Tsunami refugees did not want to be in the same shelters as those from the nuclear towns, fearing they too would become contaminated by radiation. Truck drivers and aid workers were afraid to go where people were told to shelter in place, so those who stayed put got no water or food.

But there was really no escape from the radiation. Radiation was found in milk and a dozen kinds of vegetables. 150 miles away, and the capitol of Japan, Tokyo, was impacted. The city government announced that the radiation level was 10 times normal. Children under the age of 1 were not to drink the tap water, but “there is no threat to human health.”
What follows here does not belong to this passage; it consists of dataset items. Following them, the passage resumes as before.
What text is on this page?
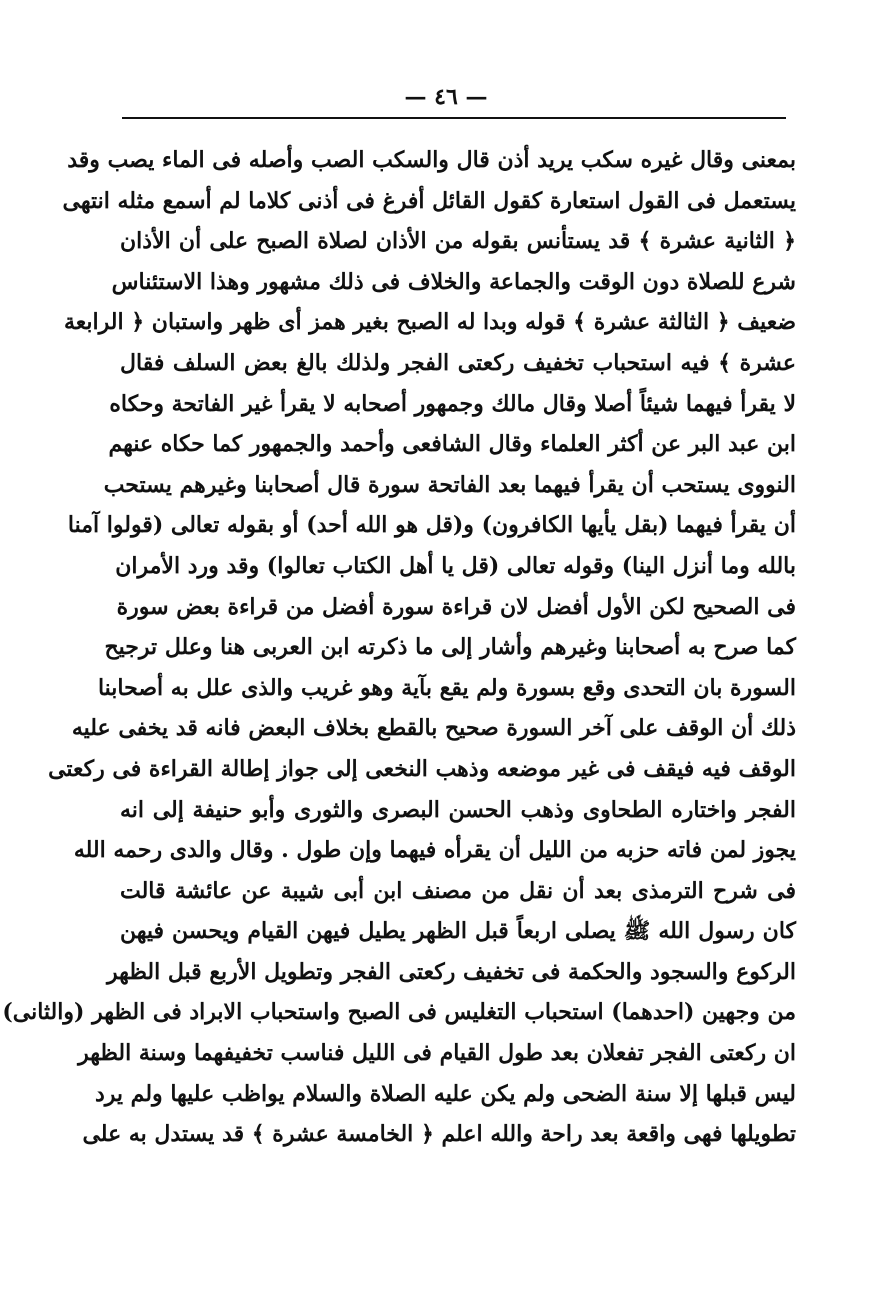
— ٤٦ —
بمعنى وقال غيره سكب يريد أذن قال والسكب الصب وأصله فى الماء يصب وقد
يستعمل فى القول استعارة كقول القائل أفرغ فى أذنى كلاما لم أسمع مثله انتهى
﴿ الثانية عشرة ﴾ قد يستأنس بقوله من الأذان لصلاة الصبح على أن الأذان
شرع للصلاة دون الوقت والجماعة والخلاف فى ذلك مشهور وهذا الاستئناس
ضعيف ﴿ الثالثة عشرة ﴾ قوله وبدا له الصبح بغير همز أى ظهر واستبان ﴿ الرابعة
عشرة ﴾ فيه استحباب تخفيف ركعتى الفجر ولذلك بالغ بعض السلف فقال
لا يقرأ فيهما شيئاً أصلا وقال مالك وجمهور أصحابه لا يقرأ غير الفاتحة وحكاه
ابن عبد البر عن أكثر العلماء وقال الشافعى وأحمد والجمهور كما حكاه عنهم
النووى يستحب أن يقرأ فيهما بعد الفاتحة سورة قال أصحابنا وغيرهم يستحب
أن يقرأ فيهما (بقل يأيها الكافرون) و(قل هو الله أحد) أو بقوله تعالى (قولوا آمنا
بالله وما أنزل الينا) وقوله تعالى (قل يا أهل الكتاب تعالوا) وقد ورد الأمران
فى الصحيح لكن الأول أفضل لان قراءة سورة أفضل من قراءة بعض سورة
كما صرح به أصحابنا وغيرهم وأشار إلى ما ذكرته ابن العربى هنا وعلل ترجيح
السورة بان التحدى وقع بسورة ولم يقع بآية وهو غريب والذى علل به أصحابنا
ذلك أن الوقف على آخر السورة صحيح بالقطع بخلاف البعض فانه قد يخفى عليه
الوقف فيه فيقف فى غير موضعه وذهب النخعى إلى جواز إطالة القراءة فى ركعتى
الفجر واختاره الطحاوى وذهب الحسن البصرى والثورى وأبو حنيفة إلى انه
يجوز لمن فاته حزبه من الليل أن يقرأه فيهما وإن طول . وقال والدى رحمه الله
فى شرح الترمذى بعد أن نقل من مصنف ابن أبى شيبة عن عائشة قالت
كان رسول الله ﷺ يصلى اربعاً قبل الظهر يطيل فيهن القيام ويحسن فيهن
الركوع والسجود والحكمة فى تخفيف ركعتى الفجر وتطويل الأربع قبل الظهر
من وجهين (احدهما) استحباب التغليس فى الصبح واستحباب الابراد فى الظهر (والثانى)
ان ركعتى الفجر تفعلان بعد طول القيام فى الليل فناسب تخفيفهما وسنة الظهر
ليس قبلها إلا سنة الضحى ولم يكن عليه الصلاة والسلام يواظب عليها ولم يرد
تطويلها فهى واقعة بعد راحة والله اعلم ﴿ الخامسة عشرة ﴾ قد يستدل به على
Within a month, the Japanese government adjusted the allowable radiation in food and water to five times its previous level.

* * *

People here needed to do something to show their support for Japan. The Safe and Green Campaign - a group formed in 2006 of citizens living in the evacuation zone in Vermont, Massachusetts, and New Hampshire - convened a vigil at Vermont Yankee.

On March 20, 2011, nine days after the disaster in Fukushima, 600 citizens stood in silence in Vernon, lining the road around Vermont Yankee's gates for a half mile on either side.

Citizens and their state elected officials were shocked when the Nuclear Regulatory Commission approved a 20-year license extension for Vermont Yankee, our own Fukushima-style nuclear reactor.

The state of Vermont hadn't approved a state extension of its permit; in fact, a year earlier, the Vermont Legislature voted against it.

* * *

As we continued to watch the disaster unfold over years, the meltdowns and toll on the people, land, air, and water increased citizen activism and the political will to close Vermont Yankee.

In 2014, Vermont Yankee shut down; today, its 900 tons of nuclear waste remains on site, beside the Connecticut River.

The repercussions of the Fukushima meltdowns continue 10 years later. On March 11, 2021 Safe and Green will hold a vigil in Brattleboro's Pliny Park at 4:30 p.m. to educate our neighbors and to support Fukushima's nuclear refugees.